住職レター H30年11月号

 秋が深まってくるにつれ、目を楽しませてくれていた紅葉も、落葉の季節になってまいりました。特にコンクリートや砂利の上の落ち葉は、掃いたそばから、また落ちる…といった具合で、掃除をした翌日にはまた同じ状態になっています。
 しかし、落ち葉を掃くことは、自分の心を掃き浄めることに通じるため、寺では修行の一つと言われます。
 また、こんな話も伝えられています。
 (お釈迦様の弟子のシュリハンドクは、もの覚えが悪く、そのことを悲観してお釈迦様にどうしたら良いか?尋ねました。お釈迦様は一言「掃除をしなさい」と教えられました。その言葉通り、ひたすら庭掃除に励んでいると、ある時、シュリハンドクは庭掃除が、自分の心の掃除に通じることを悟ることができました。)
 とは言え、やはりきりのない落ち葉掃除です。ブロワーを使ったり、竹ぼうきとテミ、熊手などのアナログなもので集めたり、日々苦戦しては、これといって特効薬も見つからないまま冬を迎えるのが常です。

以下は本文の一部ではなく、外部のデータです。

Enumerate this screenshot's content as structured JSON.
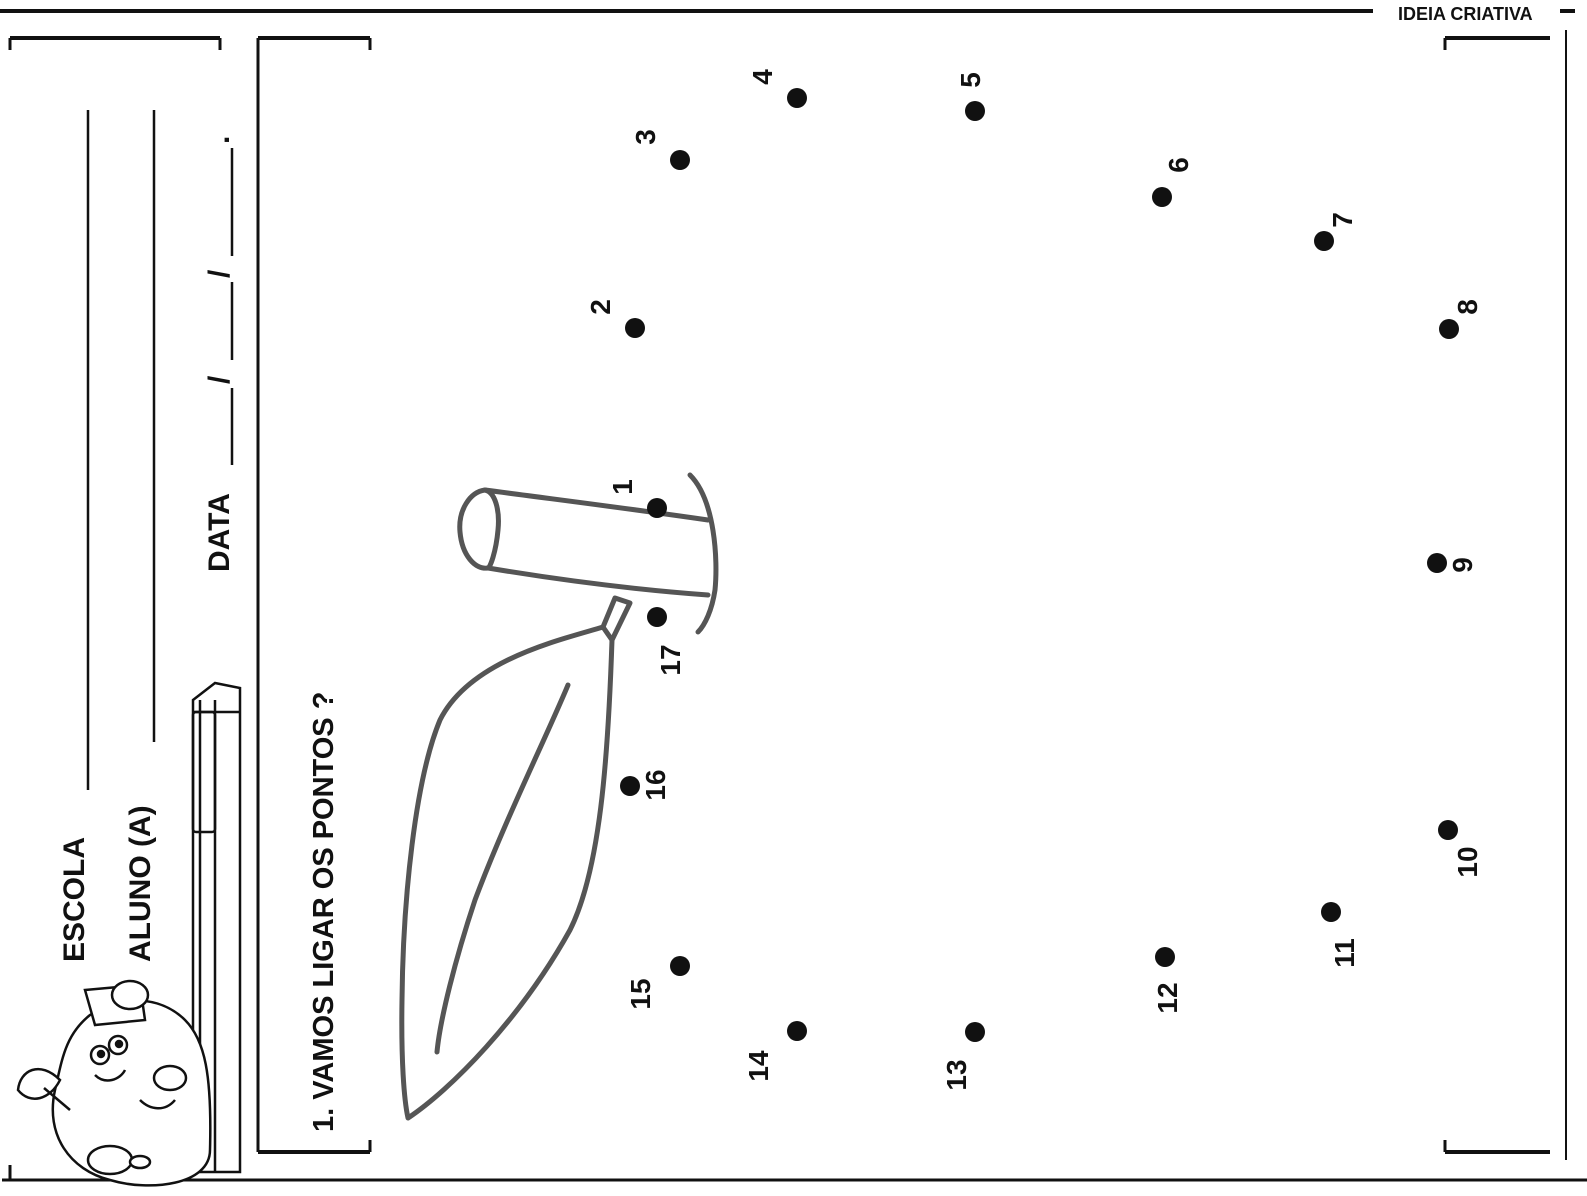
{
  "brand": "IDEIA CRIATIVA",
  "header": {
    "school_label": "ESCOLA",
    "student_label": "ALUNO (A)",
    "date_label": "DATA",
    "date_separator": "/",
    "date_end": "."
  },
  "exercise": {
    "instruction": "1. VAMOS LIGAR OS PONTOS ?"
  },
  "dots": [
    {
      "label": "1"
    },
    {
      "label": "2"
    },
    {
      "label": "3"
    },
    {
      "label": "4"
    },
    {
      "label": "5"
    },
    {
      "label": "6"
    },
    {
      "label": "7"
    },
    {
      "label": "8"
    },
    {
      "label": "9"
    },
    {
      "label": "10"
    },
    {
      "label": "11"
    },
    {
      "label": "12"
    },
    {
      "label": "13"
    },
    {
      "label": "14"
    },
    {
      "label": "15"
    },
    {
      "label": "16"
    },
    {
      "label": "17"
    }
  ],
  "colors": {
    "ink": "#111111",
    "drawing": "#555555",
    "paper": "#ffffff"
  }
}
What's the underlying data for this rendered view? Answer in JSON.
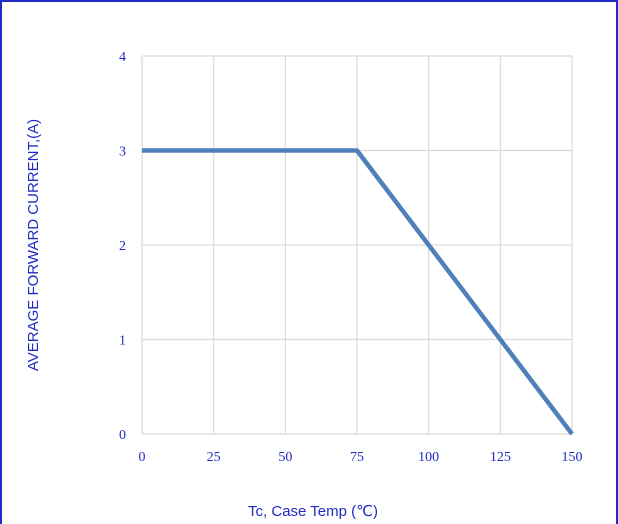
{
  "chart_data": {
    "type": "line",
    "title": "",
    "xlabel": "Tc, Case Temp (℃)",
    "ylabel": "AVERAGE FORWARD CURRENT,(A)",
    "xlim": [
      0,
      150
    ],
    "ylim": [
      0,
      4
    ],
    "xticks": [
      "0",
      "25",
      "50",
      "75",
      "100",
      "125",
      "150"
    ],
    "yticks": [
      "0",
      "1",
      "2",
      "3",
      "4"
    ],
    "grid": true,
    "series": [
      {
        "x": [
          0,
          75,
          150
        ],
        "y": [
          3,
          3,
          0
        ]
      }
    ],
    "colors": {
      "line": "#4e80b9",
      "text": "#1f2bc4",
      "grid": "#d9d9d9",
      "frame": "#1f2bc4"
    }
  }
}
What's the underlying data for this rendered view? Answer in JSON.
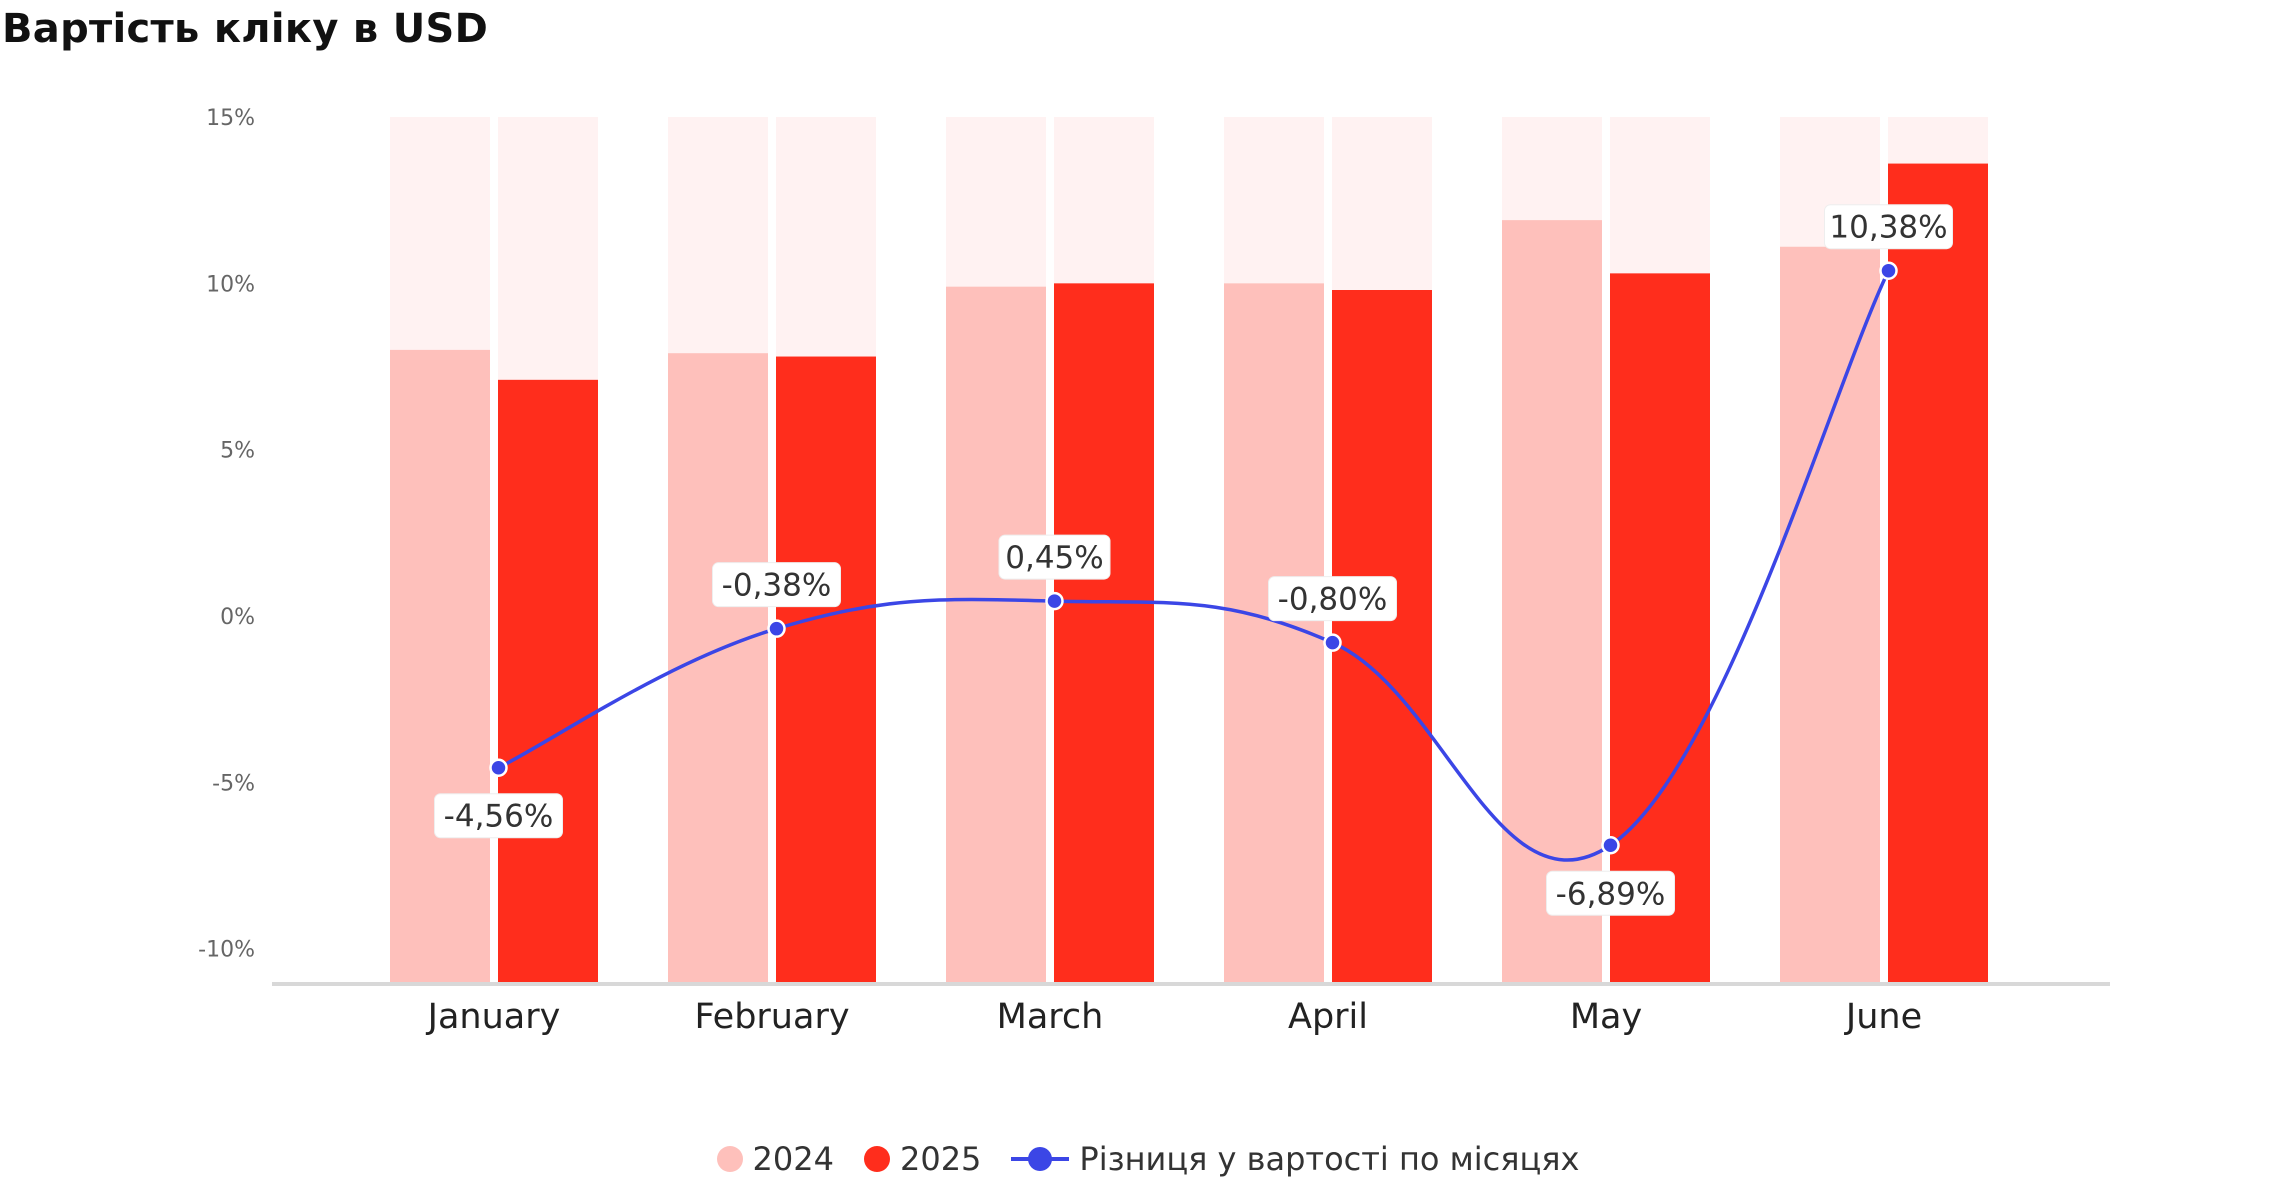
{
  "title": "Вартість кліку в USD",
  "colors": {
    "bar_2024": "#fec0bb",
    "bar_2025": "#ff2d1c",
    "bar_background": "#fff2f2",
    "line": "#3b46e6",
    "axis": "#d8d8d8",
    "tick_text": "#666666"
  },
  "chart_data": {
    "type": "bar",
    "categories": [
      "January",
      "February",
      "March",
      "April",
      "May",
      "June"
    ],
    "ylim": [
      -11,
      15
    ],
    "y_ticks": [
      "15%",
      "10%",
      "5%",
      "0%",
      "-5%",
      "-10%"
    ],
    "y_tick_values": [
      15,
      10,
      5,
      0,
      -5,
      -10
    ],
    "series": [
      {
        "name": "2024",
        "values": [
          8.0,
          7.9,
          9.9,
          10.0,
          11.9,
          11.1
        ]
      },
      {
        "name": "2025",
        "values": [
          7.1,
          7.8,
          10.0,
          9.8,
          10.3,
          13.6
        ]
      },
      {
        "name": "Різниця у вартості по місяцях",
        "type": "line",
        "values": [
          -4.56,
          -0.38,
          0.45,
          -0.8,
          -6.89,
          10.38
        ],
        "labels": [
          "-4,56%",
          "-0,38%",
          "0,45%",
          "-0,80%",
          "-6,89%",
          "10,38%"
        ],
        "label_positions": [
          "below",
          "above",
          "above",
          "above",
          "below",
          "above"
        ]
      }
    ],
    "legend": [
      "2024",
      "2025",
      "Різниця у вартості по місяцях"
    ],
    "legend_position": "bottom",
    "grid": false
  }
}
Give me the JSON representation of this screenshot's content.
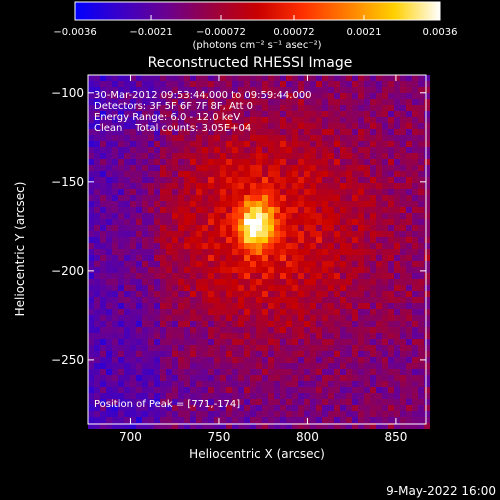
{
  "chart_data": {
    "type": "heatmap",
    "title": "Reconstructed RHESSI Image",
    "xlabel": "Heliocentric X (arcsec)",
    "ylabel": "Heliocentric Y (arcsec)",
    "xlim": [
      676,
      867
    ],
    "ylim": [
      -286,
      -90
    ],
    "x_ticks": [
      700,
      750,
      800,
      850
    ],
    "x_tick_labels": [
      "700",
      "750",
      "800",
      "850"
    ],
    "y_ticks": [
      -100,
      -150,
      -200,
      -250
    ],
    "y_tick_labels": [
      "−100",
      "−150",
      "−200",
      "−250"
    ],
    "colorbar": {
      "min": -0.0036,
      "max": 0.0036,
      "ticks": [
        -0.0036,
        -0.0021,
        -0.00072,
        0.00072,
        0.0021,
        0.0036
      ],
      "tick_labels": [
        "−0.0036",
        "−0.0021",
        "−0.00072",
        "0.00072",
        "0.0021",
        "0.0036"
      ],
      "units_label": "(photons cm⁻² s⁻¹ asec⁻²)",
      "colors": [
        "#0000ff",
        "#3a00c8",
        "#6a0090",
        "#9a0040",
        "#c80000",
        "#ff3000",
        "#ff8000",
        "#ffd000",
        "#ffffff"
      ]
    },
    "peak": {
      "x": 771,
      "y": -174,
      "value": 0.0036
    },
    "annotations": [
      "30-Mar-2012 09:53:44.000 to 09:59:44.000",
      "Detectors: 3F 5F 6F 7F 8F, Att 0",
      "Energy Range: 6.0 - 12.0 keV",
      "Clean    Total counts: 3.05E+04"
    ],
    "peak_label": "Position of Peak = [771,-174]"
  },
  "footer_date": "9-May-2022 16:00"
}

 お寺のある倉敷市では、野焼きは禁止されていますので、集めた落ち葉は軽トラックで、市の焼却場に運んでいます。
 「野外焼却」とは適正な焼却設備を用いずに廃棄物を焼却する行為で、地面に穴を掘って焼却したり、ドラム缶で焼却するのはダメだそうですが、例外として除かれているものの中に「たき火その他日常生活を営む上で通常行われる廃棄物の焼却であって軽微なもの」という項目があるので、あくまで自己判断ですが、ほんの少しの落ち葉焚きは大丈夫だろうと思っています。畑で収穫したサツマイモで時々は焼き芋を楽しむのが、落ち葉掃除の苦労の中の小さな楽しみです。